Hoy vivimos en plena resaca de la recolocación social. Intentando autoconvencernos de que el puesto que nos ha tocado es el mejor posible, que podría habernos ido peor.
¿Os suena de algo? ¿No? ¿Seguro? Bueno, pues a mí sí. Me suena a homilía de domingo impartida por don Benito, por el padre Isacio o por el coadjutor de turno, que se acercaba a decir la misa.
¡Qué tiempos aquellos!
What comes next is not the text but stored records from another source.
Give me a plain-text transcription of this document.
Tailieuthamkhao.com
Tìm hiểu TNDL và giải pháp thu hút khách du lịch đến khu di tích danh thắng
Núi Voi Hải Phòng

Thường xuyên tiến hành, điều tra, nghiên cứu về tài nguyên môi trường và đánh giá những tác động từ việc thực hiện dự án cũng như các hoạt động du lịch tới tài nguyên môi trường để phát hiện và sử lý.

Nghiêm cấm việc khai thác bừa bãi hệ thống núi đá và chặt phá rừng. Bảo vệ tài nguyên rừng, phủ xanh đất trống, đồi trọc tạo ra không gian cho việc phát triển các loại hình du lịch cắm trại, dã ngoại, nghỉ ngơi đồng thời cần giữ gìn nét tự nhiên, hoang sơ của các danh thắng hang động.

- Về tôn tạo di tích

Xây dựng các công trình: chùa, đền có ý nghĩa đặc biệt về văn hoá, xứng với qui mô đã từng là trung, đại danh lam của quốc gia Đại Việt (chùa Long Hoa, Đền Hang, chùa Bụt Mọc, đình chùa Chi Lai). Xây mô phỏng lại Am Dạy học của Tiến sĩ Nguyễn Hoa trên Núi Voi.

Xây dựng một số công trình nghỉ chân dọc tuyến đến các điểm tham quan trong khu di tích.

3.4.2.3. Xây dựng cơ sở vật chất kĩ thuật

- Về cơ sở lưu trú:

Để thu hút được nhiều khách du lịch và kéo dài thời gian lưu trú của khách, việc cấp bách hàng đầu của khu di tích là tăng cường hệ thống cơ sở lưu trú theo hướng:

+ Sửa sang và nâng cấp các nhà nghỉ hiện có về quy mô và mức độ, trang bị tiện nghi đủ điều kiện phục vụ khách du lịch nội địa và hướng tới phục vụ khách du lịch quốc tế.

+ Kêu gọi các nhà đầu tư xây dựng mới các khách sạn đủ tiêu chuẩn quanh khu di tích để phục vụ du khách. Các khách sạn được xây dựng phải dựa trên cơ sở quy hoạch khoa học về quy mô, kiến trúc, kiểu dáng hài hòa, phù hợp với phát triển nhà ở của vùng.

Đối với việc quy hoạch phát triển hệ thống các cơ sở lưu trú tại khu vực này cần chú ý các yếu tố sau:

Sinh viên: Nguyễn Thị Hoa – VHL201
Los padres de familia estaban pluriempleados para mal llegar a fin de mes, las fresqueras se cerraban el día quince por fin de existencias, la ropa y el calzado pasaba de mayores a pequeños, había colegios de ricos, de pobres y hasta del Ayuntamiento; no se conciliaba la vida familiar con la laboral, ni tan siquiera se pronunciaba este verbo tan moderno. Muy al contrario, la frase que te abría esperanzas de futuro era: "Cuando seas padre, comerás carne".
A pesar de todo, eramos felices, estábamos seguros de que el trabajo dignificaba al hombre. En la España de entonces, había muchísimas personas cargadas de dignidad. Eran muy pocos los "indignos".
En fin, ¿De verdad que nos os suena esto? ¿Seguro, seguro? Pues seré yo que estoy pregagá y no distingo la realidad de los recuerdos.